CHATHAM, Mass. — August 10, 2012 — In 19 years of lobstering, Ben Bergquist has seen plenty of whales but never one entangled in fishing gear. That doesn't mean he hasn't experienced the effect of those tragedies at sea.
He spent $20,000 a few years ago to comply with regulations meant to reduce the chances a loop of rope would get caught in a whale's mouth, front flippers or tail.
But he knows that isn't enough.
On Thursday night, Bergquist joined 50 other fishermen at the Cape Cod Commercial Hook Fishermen's Association in becoming certified in the first of five levels of the National Oceanic and Atmospheric Administration's whale disentanglement program. Each level comes with an increased level of responsibility, training and skill.
While there was little hands-on training and a lot of information on how the program works, Bergquist and others felt it was important to show they are willing to help protect the region's whale populations, many of which are either threatened or potentially facing extinction.
"I think it's become kind of a necessity to take a proactive approach," Bergquist said. "We don't want to entangle whales. We're just guys with families trying to make a living."
NOAA looks to certify professional mariners like fishermen, marine patrol officers, naturalists and others with boating experience at that first level to put more people on the water who know what to do and what not to do.
At the top level are people such as Scott Landry, director of the whale rescue program at the Provincetown Center for Coastal Studies, who cuts the lines and frees snarled whales.
What not to do, Landry told fishermen at Thursday's session, is to attempt to free the whale, even if they have the best of intentions.
In a whale rescue earlier this year off Province-
town, someone attempted to free a small whale by cutting through the line off its tail that anchored it to the bottom by a series of lobster pots. If the person had been successful, a whale encased in line from nose to tail would have been freed, and difficult to find.

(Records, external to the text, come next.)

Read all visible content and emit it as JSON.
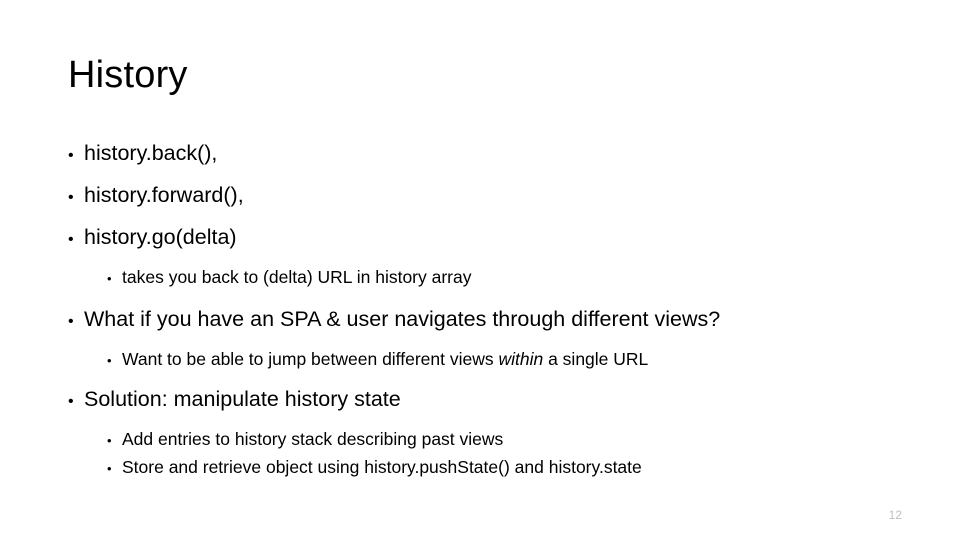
{
  "slide": {
    "title": "History",
    "page_number": "12",
    "page_number_color": "#bfbfbf",
    "background_color": "#ffffff",
    "text_color": "#000000",
    "bullet_glyph": "•",
    "blocks": [
      {
        "level": 1,
        "text": "history.back(),"
      },
      {
        "level": 1,
        "text": "history.forward(),"
      },
      {
        "level": 1,
        "text": "history.go(delta)"
      },
      {
        "level": 2,
        "text": "takes you back to (delta) URL in history array"
      },
      {
        "level": 1,
        "text": "What if you have an SPA & user navigates through different views?"
      },
      {
        "level": 2,
        "text_before": "Want to be able to jump between different views ",
        "text_emphasis": "within",
        "text_after": " a single URL"
      },
      {
        "level": 1,
        "text": "Solution: manipulate history state"
      },
      {
        "level": 2,
        "text": "Add entries to history stack describing past views"
      },
      {
        "level": 2,
        "text": "Store and retrieve object using history.pushState() and history.state"
      }
    ]
  }
}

At the entry level, fishermen would be expected to report a whale in trouble and stand by the animal until certified rescuers arrive and assess the type of gear and the extent of entanglement.
Their expertise in knowing what kind of a whale had become ensnared in could actually prove more important than freeing it, Jamison Smith, NOAA's large whale disentanglement coordinator for the Northeast, told the group because it could show the effectiveness of gear changes or lead to other whale-saving innovations.
Chatham lobsterman Will Martin said he thought the session was informative. He'd never seen the graphic images of what happens to whales that are cut and weighted down by lines and gear.
"We've been doing this already. It just makes it official," said Jim Nash, a Chatham gillnet fisherman who helped put the training session together.
Nash sits on a NOAA whale advisory committee that helps come up with solutions to the problem. He said fishermen are working to help fix the problem of whales becoming caught in their gear.